78. Aucun élément du dossier ne montre d'anomalies laissant soupçonner la présence de comportements anticoncurrentiels dans le déroulement formel des travaux relevant de la responsabilité de l'INAO, tels que l'opposition faite à des opérateurs de formuler des propositions différentes de celle du CIGC. Notamment, le président de la société FMJ a été entendu le 21 mars 2001 par la commission d'enquête de l'INAO, en sa qualité de représentant de la chambre syndicale des affineurs d'emmental et de comté. Il a également été entendu le 9 septembre 2001 par la commission d'enquête en sa qualité de membre de la chambre syndicale des acheteurs de lait, fabricants et affineurs de Comté (ALFAC). De plus, il a été nommé par arrêté du 4 mai 2006 (JO du 17 mai 2006) en tant que représentant des fabricants de fromage autres que les coopératives comme membre du CIGC et à ce titre a participé à la séance du CNPL du 1er décembre 2006 au cours de laquelle a été adopté le projet de décret modificatif.
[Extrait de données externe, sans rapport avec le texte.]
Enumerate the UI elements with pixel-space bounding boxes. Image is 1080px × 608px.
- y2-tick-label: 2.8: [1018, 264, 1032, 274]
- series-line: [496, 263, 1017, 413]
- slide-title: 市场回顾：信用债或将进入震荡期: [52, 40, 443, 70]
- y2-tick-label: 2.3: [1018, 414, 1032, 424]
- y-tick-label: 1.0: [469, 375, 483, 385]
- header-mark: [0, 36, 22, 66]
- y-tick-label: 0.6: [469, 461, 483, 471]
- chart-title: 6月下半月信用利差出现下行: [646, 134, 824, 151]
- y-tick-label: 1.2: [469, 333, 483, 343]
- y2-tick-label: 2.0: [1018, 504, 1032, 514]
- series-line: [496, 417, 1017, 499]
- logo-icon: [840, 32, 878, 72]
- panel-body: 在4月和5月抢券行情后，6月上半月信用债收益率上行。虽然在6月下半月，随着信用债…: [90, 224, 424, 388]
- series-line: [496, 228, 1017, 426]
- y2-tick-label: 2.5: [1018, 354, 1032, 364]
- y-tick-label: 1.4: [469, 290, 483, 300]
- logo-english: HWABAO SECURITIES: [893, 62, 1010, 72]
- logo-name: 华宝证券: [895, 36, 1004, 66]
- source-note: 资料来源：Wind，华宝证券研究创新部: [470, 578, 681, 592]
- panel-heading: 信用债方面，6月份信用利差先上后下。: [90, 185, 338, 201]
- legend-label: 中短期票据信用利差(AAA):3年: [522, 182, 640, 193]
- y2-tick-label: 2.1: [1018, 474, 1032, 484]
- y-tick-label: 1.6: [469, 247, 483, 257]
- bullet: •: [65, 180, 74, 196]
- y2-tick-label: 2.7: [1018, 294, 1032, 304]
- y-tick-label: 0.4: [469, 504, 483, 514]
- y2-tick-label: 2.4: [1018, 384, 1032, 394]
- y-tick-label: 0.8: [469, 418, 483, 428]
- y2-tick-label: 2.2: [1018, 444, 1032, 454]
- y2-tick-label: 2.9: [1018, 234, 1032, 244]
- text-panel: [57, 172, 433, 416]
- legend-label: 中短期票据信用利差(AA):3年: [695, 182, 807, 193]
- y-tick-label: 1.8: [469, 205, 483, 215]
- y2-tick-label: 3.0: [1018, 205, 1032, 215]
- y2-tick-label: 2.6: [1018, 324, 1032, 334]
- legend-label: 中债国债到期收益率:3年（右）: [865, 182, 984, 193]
79. Aucun autre élément du dossier ne permet non plus de caractériser en l'occurrence un comportement du CIGC ou de ses membres qui serait contraire aux articles 81 CE et L. 420-1 du Code de commerce.

80. Il résulte de l'ensemble de ce qui précède que les allégations d'entente au sein du Comité interprofessionnel du gruyère de Comté, dénoncées par la saisine, ne sont pas appuyées d'éléments suffisamment probants pour les étayer.

81. Pour les raisons qui ont été indiquées plus haut, il n'appartient pas au Conseil d'examiner si les dispositions proposées au pouvoir réglementaire, notamment celles qui visent le contrôle différencié de la croissance de la production de comté selon la taille de l'entreprise productrice, méconnaîtraient ou non, si elles étaient adoptées, les dispositions combinées des articles 10 et 81 du traité CE. Pour l'ensemble de ces raisons, il y a lieu de rejeter la saisine en application de l'article L. 462-8, alinéa 2, du Code de commerce et, par voie de conséquence, de rejeter également la demande de mesures conservatoires.

Décision

Article 1er : La saisine au fond enregistrée sous le numéro 06/0088 F est rejetée.

Article 2 : La demande de mesures conservatoires enregistrée sous le numéro 06/0089 M est rejetée.